Because there are so many more Black and Latino students than white and Asian American ones in the system, the overall pool actually grew somewhat more diverse under this year’s revised system. Still, “the increases in qualification rates did not benefit all students equally,” the report said, concluding:  “The district has identified disproportionality in qualification levels as an area of urgent focus [in an effort to] address root causes of inequity in educational opportunities.” 

And the data show that even with the changed admissions requirement, little progress was made toward the goal of diversifying the enrollment at the district’s two most sought after  schools, Central and Masterman. 

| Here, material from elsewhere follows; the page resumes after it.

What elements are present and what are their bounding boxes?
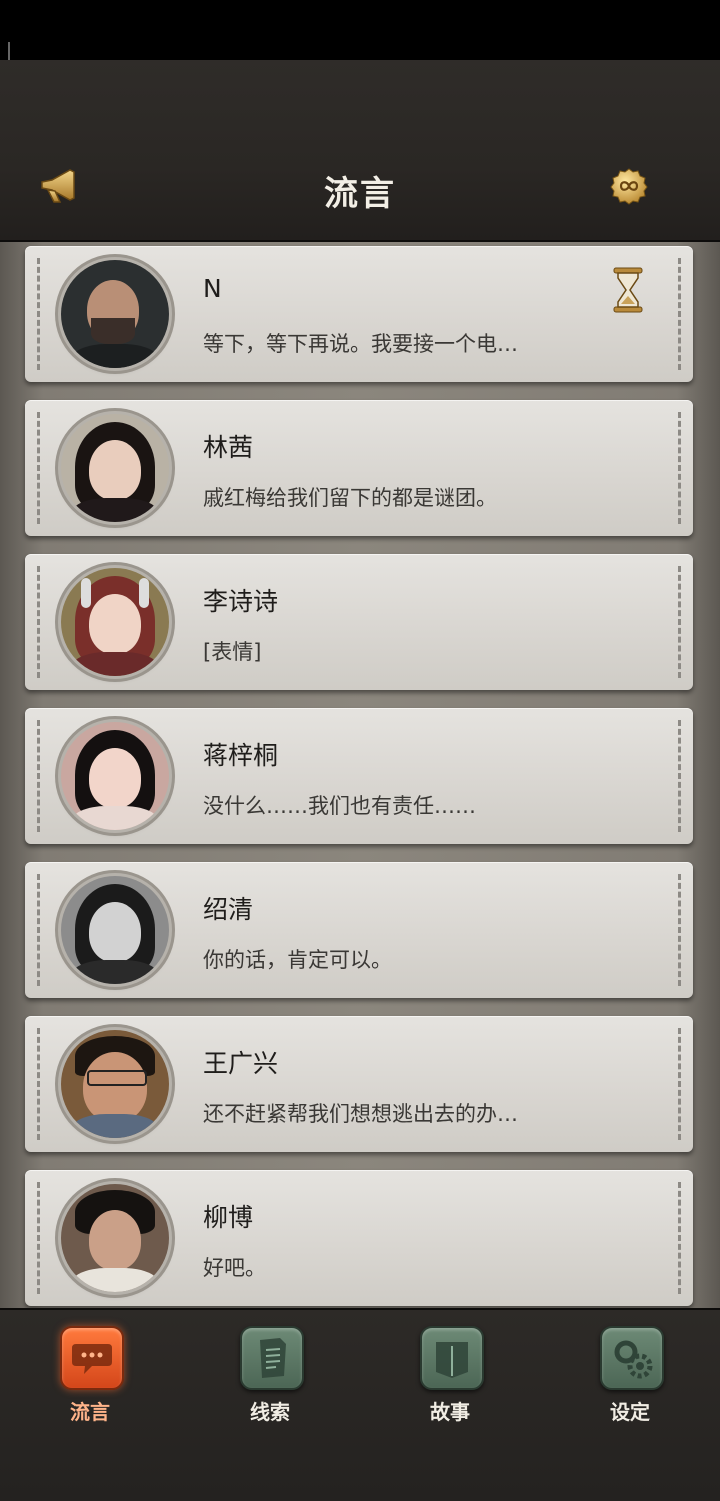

Central’s enrollment this past year was 20% Black and 8% Latino, but among the district eighth grade students who have decided to attend Central for ninth grade next year, 14% are Black and 4% are Latino. Those percentages do not account for private and charter school students admitted to Central, who make up about one-third of the incoming ninth grade class, so they could go up.

At Masterman, where all but two of the admitted students come from within the district — usually Masterman middle school — the next class is 36% white, 32% Asian American, 14% Black, 9% Latino, and 9% multiracial. 

The inequities go beyond the numbers. The racial reckoning of the past year ignited by George Floyd’s murder at the hands of a Minneapolis police officer also forced a close look at the practices and atmosphere at the two schools.

In July, there was a leak of racist and sexist messages exchanged by some male students. Black alumni began pouring out their experiences with racism and issued statements demanding change — including an overhaul of the admissions process to admit more students of color — which the principals and the district agreed to consider. Many Masterman and Central faculty endorsed the calls for change.